Using dx/dy to find a y-parallel tangent

[Faiq]

Homework Statement

The curve $C$ has equation
$$y=x^2+0.2sin(x+y)$$
Show that $C$ has no tangent(no point where $dy/dx=∞$), that is parallel to the y axis.

Attempt
$$1=2x\frac{dx}{dy}+0.2cos(x+y)(1+\frac{dx}{dy})$$

For a tangent to be parallel to y-axis,

$$\frac{dx}{dy}=0$$

$$1=0.2cos(x+y)$$

$$cos(x+y)=5$$

No value of $(x,y)$ exist for which $cos(x+y)>1$, hence no y-axis parallel tangent.

**Confusion**
Never been taught or encountered $\frac{dx}{dy}$ and thus I am having doubts over the validity of the solution.

Can somebody please verify it?

 

[BvU]

What about $dx\over dy$ if ${dy\over dx} < Z$ where you can show that Z is finite ?

 

[Mark44]

Thread moved. @Faiq, in the future, please post questions about derivatives in the Calculus & Beyond section, not the Precalc section.

 

[Mark44]

Why not just find dy/dx, and show that it is defined for all real x?

 

[BvU]

What about $dx\over dy$ if ${dy\over dx} < Z$ where you can show that Z is finite ?

OK, ' is finite for all finite x ' -- thanks, Mark !

 

[Faiq]

What about $dx\over dy$ if ${dy\over dx} < Z$ where you can show that Z is finite ?

Not sure what you're telling. Can you please elaborate?

 

[Faiq]

Why not just find dy/dx, and show that it is defined for all real x?

I am just concerned whether my solution is correct or not.

 

[Mark44]

I am just concerned whether my solution is correct or not.

Your solution looks fine to me.

 

[Buffu]

Homework Statement

The curve $C$ has equation
$$y=x^2+0.2sin(x+y)$$
Show that $C$ has no tangent(no point where $dy/dx=∞$), that is parallel to the y axis.

Attempt
$$1=2x\frac{dx}{dy}+0.2cos(x+y)(1+\frac{dx}{dy})$$

For a tangent to be parallel to y-axis,

$$\frac{dx}{dy}=0$$

$$1=0.2cos(x+y)$$

$$cos(x+y)=5$$

No value of $(x,y)$ exist for which $cos(x+y)>1$, hence no y-axis parallel tangent.

**Confusion**
Never been taught or encountered $\frac{dx}{dy}$ and thus I am having doubts over the validity of the solution.

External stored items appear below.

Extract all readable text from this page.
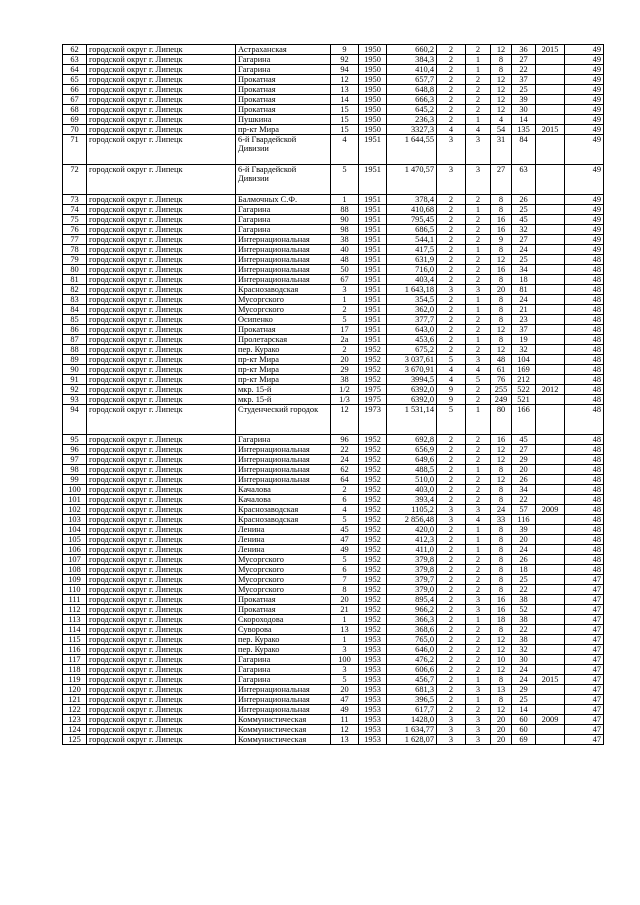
62	городской округ г. Липецк	Астраханская	9	1950	660,2	2	2	12	36	2015	49
63	городской округ г. Липецк	Гагарина	92	1950	384,3	2	1	8	27		49
64	городской округ г. Липецк	Гагарина	94	1950	410,4	2	1	8	22		49
65	городской округ г. Липецк	Прокатная	12	1950	657,7	2	2	12	37		49
66	городской округ г. Липецк	Прокатная	13	1950	648,8	2	2	12	25		49
67	городской округ г. Липецк	Прокатная	14	1950	666,3	2	2	12	39		49
68	городской округ г. Липецк	Прокатная	15	1950	645,2	2	2	12	30		49
69	городской округ г. Липецк	Пушкина	15	1950	236,3	2	1	4	14		49
70	городской округ г. Липецк	пр-кт Мира	15	1950	3327,3	4	4	54	135	2015	49
71	городской округ г. Липецк	6-й Гвардейской Дивизии	4	1951	1 644,55	3	3	31	84		49
72	городской округ г. Липецк	6-й Гвардейской Дивизии	5	1951	1 470,57	3	3	27	63		49
73	городской округ г. Липецк	Балмочных С.Ф.	1	1951	378,4	2	2	8	26		49
74	городской округ г. Липецк	Гагарина	88	1951	410,68	2	1	8	25		49
75	городской округ г. Липецк	Гагарина	90	1951	795,45	2	2	16	45		49
76	городской округ г. Липецк	Гагарина	98	1951	686,5	2	2	16	32		49
77	городской округ г. Липецк	Интернациональная	38	1951	544,1	2	2	9	27		49
78	городской округ г. Липецк	Интернациональная	40	1951	417,5	2	1	8	24		49
79	городской округ г. Липецк	Интернациональная	48	1951	631,9	2	2	12	25		48
80	городской округ г. Липецк	Интернациональная	50	1951	716,0	2	2	16	34		48
81	городской округ г. Липецк	Интернациональная	67	1951	403,4	2	2	8	18		48
82	городской округ г. Липецк	Краснозаводская	3	1951	1 643,18	3	3	20	81		48
83	городской округ г. Липецк	Мусоргского	1	1951	354,5	2	1	8	24		48
84	городской округ г. Липецк	Мусоргского	2	1951	362,0	2	1	8	21		48
85	городской округ г. Липецк	Осипенко	5	1951	377,7	2	2	8	23		48
86	городской округ г. Липецк	Прокатная	17	1951	643,0	2	2	12	37		48
87	городской округ г. Липецк	Пролетарская	2а	1951	453,6	2	1	8	19		48
88	городской округ г. Липецк	пер. Курако	2	1952	675,2	2	2	12	32		48
89	городской округ г. Липецк	пр-кт Мира	20	1952	3 037,61	5	3	48	104		48
90	городской округ г. Липецк	пр-кт Мира	29	1952	3 670,91	4	4	61	169		48
91	городской округ г. Липецк	пр-кт Мира	38	1952	3994,5	4	5	76	212		48
92	городской округ г. Липецк	мкр. 15-й	1/2	1975	6392,0	9	2	255	522	2012	48
93	городской округ г. Липецк	мкр. 15-й	1/3	1975	6392,0	9	2	249	521		48
94	городской округ г. Липецк	Студенческий городок	12	1973	1 531,14	5	1	80	166		48
95	городской округ г. Липецк	Гагарина	96	1952	692,8	2	2	16	45		48
96	городской округ г. Липецк	Интернациональная	22	1952	656,9	2	2	12	27		48
97	городской округ г. Липецк	Интернациональная	24	1952	649,6	2	2	12	29		48
98	городской округ г. Липецк	Интернациональная	62	1952	488,5	2	1	8	20		48
99	городской округ г. Липецк	Интернациональная	64	1952	510,0	2	2	12	26		48
100	городской округ г. Липецк	Качалова	2	1952	403,0	2	2	8	34		48
101	городской округ г. Липецк	Качалова	6	1952	393,4	2	2	8	22		48
102	городской округ г. Липецк	Краснозаводская	4	1952	1105,2	3	3	24	57	2009	48
103	городской округ г. Липецк	Краснозаводская	5	1952	2 856,48	3	4	33	116		48
104	городской округ г. Липецк	Ленина	45	1952	420,0	2	1	8	39		48
105	городской округ г. Липецк	Ленина	47	1952	412,3	2	1	8	20		48
106	городской округ г. Липецк	Ленина	49	1952	411,0	2	1	8	24		48
107	городской округ г. Липецк	Мусоргского	5	1952	379,8	2	2	8	26		48
108	городской округ г. Липецк	Мусоргского	6	1952	379,8	2	2	8	18		48
109	городской округ г. Липецк	Мусоргского	7	1952	379,7	2	2	8	25		47
110	городской округ г. Липецк	Мусоргского	8	1952	379,0	2	2	8	22		47
111	городской округ г. Липецк	Прокатная	20	1952	895,4	2	3	16	38		47
112	городской округ г. Липецк	Прокатная	21	1952	966,2	2	3	16	52		47
113	городской округ г. Липецк	Скороходова	1	1952	366,3	2	1	18	38		47
114	городской округ г. Липецк	Суворова	13	1952	368,6	2	2	8	22		47
115	городской округ г. Липецк	пер. Курако	1	1953	765,0	2	2	12	38		47
116	городской округ г. Липецк	пер. Курако	3	1953	646,0	2	2	12	32		47
117	городской округ г. Липецк	Гагарина	100	1953	476,2	2	2	10	30		47
118	городской округ г. Липецк	Гагарина	3	1953	606,6	2	2	12	24		47
119	городской округ г. Липецк	Гагарина	5	1953	456,7	2	1	8	24	2015	47
120	городской округ г. Липецк	Интернациональная	20	1953	681,3	2	3	13	29		47
121	городской округ г. Липецк	Интернациональная	47	1953	396,5	2	1	8	25		47
122	городской округ г. Липецк	Интернациональная	49	1953	617,7	2	2	12	14		47
123	городской округ г. Липецк	Коммунистическая	11	1953	1428,0	3	3	20	60	2009	47
124	городской округ г. Липецк	Коммунистическая	12	1953	1 634,77	3	3	20	60		47
125	городской округ г. Липецк	Коммунистическая	13	1953	1 628,07	3	3	20	69		47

Can somebody please verify it?

I guess it is correct because by inverse function theorem $D_x (y) = 1/D_y(x)$. So if $D_y(x) \to \infty$, $D_x(y) \to 0$.

 

[SammyS]

I am just concerned whether my solution is correct or not.

In that case, you may need to show how it is that requiring dx/dy = 0 gets you from

$\displaystyle 1=2x\frac{dx}{dy}+0.2cos(x+y)(1+\frac{dx}{dy})$​

to

$\displaystyle 1=0.2cos(x+y)$​

.

 

[Faiq]

Okay thanks to all of you very much.